Les conditions de l’anticipation
Cependant, des solutions existent. Pour développer la ressource en eau, le stockage des excédents hivernaux est une nécessité, mais il est également possible d’améliorer le pompage des cours d’eau abondants et transfert vers des cours d’eau déficitaires, et de réutiliser davantage les eaux usées. Des progrès sont encore possibles en matière d’irrigation, grâce au développement de l’irrigation de précision, ou par la sélection génétique.
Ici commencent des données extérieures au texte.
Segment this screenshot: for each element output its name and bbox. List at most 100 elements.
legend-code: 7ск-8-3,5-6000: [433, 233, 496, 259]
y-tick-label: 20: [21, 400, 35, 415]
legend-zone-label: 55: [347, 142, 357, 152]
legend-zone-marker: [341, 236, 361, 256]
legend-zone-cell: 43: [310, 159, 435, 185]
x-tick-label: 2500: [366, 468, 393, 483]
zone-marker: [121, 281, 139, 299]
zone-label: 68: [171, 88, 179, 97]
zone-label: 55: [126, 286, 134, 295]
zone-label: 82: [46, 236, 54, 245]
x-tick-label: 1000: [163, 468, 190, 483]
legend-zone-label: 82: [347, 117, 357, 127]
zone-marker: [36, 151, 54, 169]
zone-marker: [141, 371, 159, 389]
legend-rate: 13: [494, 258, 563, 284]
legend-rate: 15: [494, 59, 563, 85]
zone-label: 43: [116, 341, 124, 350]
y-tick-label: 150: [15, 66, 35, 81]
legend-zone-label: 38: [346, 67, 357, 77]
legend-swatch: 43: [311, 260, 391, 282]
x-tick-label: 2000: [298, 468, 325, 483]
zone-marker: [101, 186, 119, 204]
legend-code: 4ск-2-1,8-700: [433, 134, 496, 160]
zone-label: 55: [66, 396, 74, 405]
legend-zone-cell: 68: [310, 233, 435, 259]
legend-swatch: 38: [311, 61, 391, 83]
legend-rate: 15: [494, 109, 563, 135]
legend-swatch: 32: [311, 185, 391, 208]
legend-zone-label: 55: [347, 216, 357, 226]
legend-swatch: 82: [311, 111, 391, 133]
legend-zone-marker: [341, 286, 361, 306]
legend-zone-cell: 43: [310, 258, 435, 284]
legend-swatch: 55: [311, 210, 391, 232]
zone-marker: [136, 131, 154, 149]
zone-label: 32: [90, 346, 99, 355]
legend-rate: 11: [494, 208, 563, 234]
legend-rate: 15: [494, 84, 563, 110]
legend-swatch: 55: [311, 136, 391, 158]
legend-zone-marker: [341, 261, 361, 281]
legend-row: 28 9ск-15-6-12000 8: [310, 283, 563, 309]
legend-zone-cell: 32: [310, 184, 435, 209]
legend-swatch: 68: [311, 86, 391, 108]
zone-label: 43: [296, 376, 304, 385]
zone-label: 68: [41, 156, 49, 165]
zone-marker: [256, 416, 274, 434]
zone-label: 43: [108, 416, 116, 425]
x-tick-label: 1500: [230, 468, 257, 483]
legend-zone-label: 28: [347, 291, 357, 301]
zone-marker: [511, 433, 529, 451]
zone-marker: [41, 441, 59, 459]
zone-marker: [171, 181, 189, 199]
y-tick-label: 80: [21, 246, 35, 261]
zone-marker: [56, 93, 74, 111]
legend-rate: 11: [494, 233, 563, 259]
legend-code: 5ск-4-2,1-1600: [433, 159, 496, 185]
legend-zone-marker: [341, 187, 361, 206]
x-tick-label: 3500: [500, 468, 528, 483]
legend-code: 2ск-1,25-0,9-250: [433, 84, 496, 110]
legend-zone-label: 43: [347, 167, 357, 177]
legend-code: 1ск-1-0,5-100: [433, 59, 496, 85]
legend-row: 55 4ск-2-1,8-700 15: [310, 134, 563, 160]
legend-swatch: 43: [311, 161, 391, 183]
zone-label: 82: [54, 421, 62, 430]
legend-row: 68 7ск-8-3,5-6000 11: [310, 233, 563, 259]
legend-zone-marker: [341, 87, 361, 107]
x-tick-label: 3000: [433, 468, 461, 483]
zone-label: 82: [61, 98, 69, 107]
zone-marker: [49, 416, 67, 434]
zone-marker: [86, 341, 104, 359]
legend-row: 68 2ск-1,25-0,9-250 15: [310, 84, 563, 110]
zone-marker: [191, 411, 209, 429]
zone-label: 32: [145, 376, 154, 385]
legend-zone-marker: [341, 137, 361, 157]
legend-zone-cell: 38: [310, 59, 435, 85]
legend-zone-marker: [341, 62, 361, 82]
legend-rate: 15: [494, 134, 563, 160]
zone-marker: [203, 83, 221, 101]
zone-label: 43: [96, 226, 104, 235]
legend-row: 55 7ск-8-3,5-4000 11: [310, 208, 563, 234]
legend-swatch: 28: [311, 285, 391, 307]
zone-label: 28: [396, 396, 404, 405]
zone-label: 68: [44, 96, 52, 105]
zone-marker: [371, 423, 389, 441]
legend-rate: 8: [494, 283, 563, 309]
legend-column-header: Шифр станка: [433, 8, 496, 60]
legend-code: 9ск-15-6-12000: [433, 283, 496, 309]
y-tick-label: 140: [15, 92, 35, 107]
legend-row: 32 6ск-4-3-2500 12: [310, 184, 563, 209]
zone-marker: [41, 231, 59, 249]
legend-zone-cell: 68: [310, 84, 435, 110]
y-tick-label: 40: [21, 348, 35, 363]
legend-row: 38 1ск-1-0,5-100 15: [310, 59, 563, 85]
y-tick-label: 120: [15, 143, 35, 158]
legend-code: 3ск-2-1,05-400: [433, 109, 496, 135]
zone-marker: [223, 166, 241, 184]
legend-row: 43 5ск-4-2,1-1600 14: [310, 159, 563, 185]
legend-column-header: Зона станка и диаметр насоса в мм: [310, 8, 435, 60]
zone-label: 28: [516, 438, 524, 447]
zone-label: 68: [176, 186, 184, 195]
L’adaptation des systèmes de culture aux nouvelles conditions climatiques est également une partie de la réponse. Le rapport mentionne également la baisse des débits d’étiage et la meilleure valorisation des produits pour compenser en partie la perte des revenus. Néanmoins, ces solutions ne pourront être mises en œuvre sans un dialogue sociétal renouvelé, qui n’ait pas pour unique but la préservation de l’existant. En ce sens, la sécheresse exceptionnelle de 2018 « peut faire bouger les choses », estime Guillaume Benoit, qui espère que les Assises de l’Eau, mais aussi les Régions, pourront aider à cette rupture conceptuelle. Dans cette approche, il apparaît aussi nécessaire de « reconnaître que les agriculteurs sont les agents du développement durable », ajoute-t-il, car les conséquences économiques d’un manque d’eau sur l’agriculture auront des répercussions sociales et environnementales très importantes.